Sunday, November 1, 2009

A Student of the Weather

I might as well admit this right off the top- I didn't like this novel. Not that Elizabeth Hay isn't a good writer, she has crafted some nice pieces of prose, written some well-rounded, relatable characters; it just wasn't my cup of tea.

I like to meander my way through novels, discover connections on my own, feel proud of myself for getting a reference to another book or another point in this story. She makes it too easy, points out all those connections. For example, in one scene Norma Joyce, the novels heroine, discovers some lost art of her mother's and she affixes it to her wall, with a growing collection of things. This addition leads to the observation "it occurred to her that, again, she was reconstructing her childhood corner." I felt like the author was tapping me on the shoulder saying "hey, hey, don't you get it, she is reverting to her childhood home." But I had got it, I had already made the connection. And as often as I felt her doing this, spoiling my fun, I felt as though she was writing for the lowest common denominator.

The story itself is a good idea- a small family (2 daughters and a father) find their way from growing up in small town Saskatchewan to living in Ottawa, venturing to New York, through lovers, children, friends, jobs, etc.
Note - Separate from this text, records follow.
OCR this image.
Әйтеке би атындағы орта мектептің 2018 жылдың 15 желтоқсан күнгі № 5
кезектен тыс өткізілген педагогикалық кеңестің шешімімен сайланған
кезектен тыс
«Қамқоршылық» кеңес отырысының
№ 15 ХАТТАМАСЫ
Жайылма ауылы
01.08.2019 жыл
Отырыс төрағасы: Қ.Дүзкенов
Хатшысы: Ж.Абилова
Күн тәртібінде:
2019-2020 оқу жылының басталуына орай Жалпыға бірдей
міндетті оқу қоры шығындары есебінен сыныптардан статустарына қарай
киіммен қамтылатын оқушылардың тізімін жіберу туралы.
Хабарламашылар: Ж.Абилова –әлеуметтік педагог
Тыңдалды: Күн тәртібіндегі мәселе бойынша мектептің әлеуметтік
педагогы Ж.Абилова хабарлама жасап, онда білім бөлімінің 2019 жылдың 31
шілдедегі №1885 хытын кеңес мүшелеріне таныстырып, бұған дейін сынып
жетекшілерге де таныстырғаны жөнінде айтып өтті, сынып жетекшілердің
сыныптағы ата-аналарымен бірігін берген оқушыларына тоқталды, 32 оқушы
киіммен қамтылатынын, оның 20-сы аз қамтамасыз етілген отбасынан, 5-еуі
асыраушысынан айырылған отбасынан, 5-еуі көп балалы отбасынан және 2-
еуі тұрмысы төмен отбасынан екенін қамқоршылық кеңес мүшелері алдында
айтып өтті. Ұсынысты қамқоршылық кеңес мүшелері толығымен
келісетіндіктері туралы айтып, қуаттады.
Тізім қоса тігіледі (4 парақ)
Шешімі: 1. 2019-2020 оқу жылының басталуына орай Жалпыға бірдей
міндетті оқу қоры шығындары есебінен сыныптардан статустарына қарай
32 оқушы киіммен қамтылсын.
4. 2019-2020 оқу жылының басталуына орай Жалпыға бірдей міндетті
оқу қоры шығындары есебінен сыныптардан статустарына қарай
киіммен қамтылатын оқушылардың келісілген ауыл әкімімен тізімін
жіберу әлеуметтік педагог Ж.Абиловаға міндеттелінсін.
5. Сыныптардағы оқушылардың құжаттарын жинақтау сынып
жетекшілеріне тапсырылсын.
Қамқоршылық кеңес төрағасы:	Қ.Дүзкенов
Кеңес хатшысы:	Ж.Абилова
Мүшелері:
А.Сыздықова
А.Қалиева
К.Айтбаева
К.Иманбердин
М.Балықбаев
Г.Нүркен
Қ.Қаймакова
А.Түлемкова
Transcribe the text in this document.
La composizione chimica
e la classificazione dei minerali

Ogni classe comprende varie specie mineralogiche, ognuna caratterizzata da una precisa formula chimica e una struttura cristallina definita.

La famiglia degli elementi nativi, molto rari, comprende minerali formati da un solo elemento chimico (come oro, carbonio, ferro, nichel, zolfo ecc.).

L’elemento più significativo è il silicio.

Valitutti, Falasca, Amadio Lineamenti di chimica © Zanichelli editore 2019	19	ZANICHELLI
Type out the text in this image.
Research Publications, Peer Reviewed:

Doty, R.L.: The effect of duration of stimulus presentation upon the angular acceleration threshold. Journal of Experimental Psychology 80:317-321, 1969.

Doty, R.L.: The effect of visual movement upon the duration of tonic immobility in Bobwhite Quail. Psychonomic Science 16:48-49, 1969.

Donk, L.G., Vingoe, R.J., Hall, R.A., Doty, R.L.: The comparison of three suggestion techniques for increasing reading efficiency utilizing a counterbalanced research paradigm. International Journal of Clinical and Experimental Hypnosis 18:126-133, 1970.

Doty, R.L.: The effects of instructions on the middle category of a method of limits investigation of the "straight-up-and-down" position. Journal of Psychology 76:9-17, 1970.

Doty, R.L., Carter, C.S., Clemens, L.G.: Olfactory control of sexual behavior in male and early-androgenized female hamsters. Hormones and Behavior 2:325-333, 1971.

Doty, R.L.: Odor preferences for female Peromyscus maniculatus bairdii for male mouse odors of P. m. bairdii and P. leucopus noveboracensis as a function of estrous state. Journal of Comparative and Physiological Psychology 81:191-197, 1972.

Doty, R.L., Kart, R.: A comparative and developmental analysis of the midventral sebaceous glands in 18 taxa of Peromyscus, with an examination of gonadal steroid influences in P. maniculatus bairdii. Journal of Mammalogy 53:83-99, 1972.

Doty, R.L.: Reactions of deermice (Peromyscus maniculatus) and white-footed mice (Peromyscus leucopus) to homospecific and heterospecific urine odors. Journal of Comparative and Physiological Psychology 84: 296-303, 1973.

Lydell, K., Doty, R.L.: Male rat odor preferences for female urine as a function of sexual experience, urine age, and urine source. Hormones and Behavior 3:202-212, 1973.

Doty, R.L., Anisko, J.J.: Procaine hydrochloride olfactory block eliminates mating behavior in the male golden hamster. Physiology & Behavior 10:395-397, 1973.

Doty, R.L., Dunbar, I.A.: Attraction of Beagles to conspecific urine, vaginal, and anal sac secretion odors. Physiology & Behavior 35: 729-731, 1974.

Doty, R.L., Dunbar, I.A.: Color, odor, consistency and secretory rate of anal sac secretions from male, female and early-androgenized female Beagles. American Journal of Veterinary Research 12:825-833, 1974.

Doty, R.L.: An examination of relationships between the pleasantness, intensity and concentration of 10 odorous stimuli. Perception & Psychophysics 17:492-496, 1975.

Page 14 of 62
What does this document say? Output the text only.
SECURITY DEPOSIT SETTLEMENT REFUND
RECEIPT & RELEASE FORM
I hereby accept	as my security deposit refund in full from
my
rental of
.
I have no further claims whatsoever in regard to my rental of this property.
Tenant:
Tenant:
Naturally, one daughter is more favoured, the older, prettier, more responsible Lucinda. Norma Joyce, the younger, wilder sister, falls in love with Maurice who visits Saskatchewan from Ottawa. The trouble is, Maurice is in love with Lucinda (and Lucinda with Maurice). As the story unfolds, things fall apart between Maurice and Lucinda, largely because of some undelivered letters by a jealous Norma Joyce. The family moves from Saskatchewan to Ottawa and Norma Joyce continues her obsession. She actually continues this obsession throughout the novel. A plot point I got a bit weary of. She never seems to learn her lesson. Her and Maurice do have an affair, she has his child, but is still rejected by him time and time again. But she persists.

Truthfully, I was more intrigued by the character of Lucinda. After losing her love to her younger sister, she moves on (sort of), develops a business, remains responsible for her father. Her story is tragic and compelling. I could sympathize with her, whereas my sympathy with Norma Joyce waned fairly quickly.

So, all in all, unfortunately my first disappointing read. Not a bad novel, just not my thing.

I have also read Dracula, which I was trying to think of ways to make count as a Canadian novel. No such luck, although I did hear that one of his (great?) grandsons IS Canadian and has written some sort of sequel to Dracula- might be a bit of a stretch though.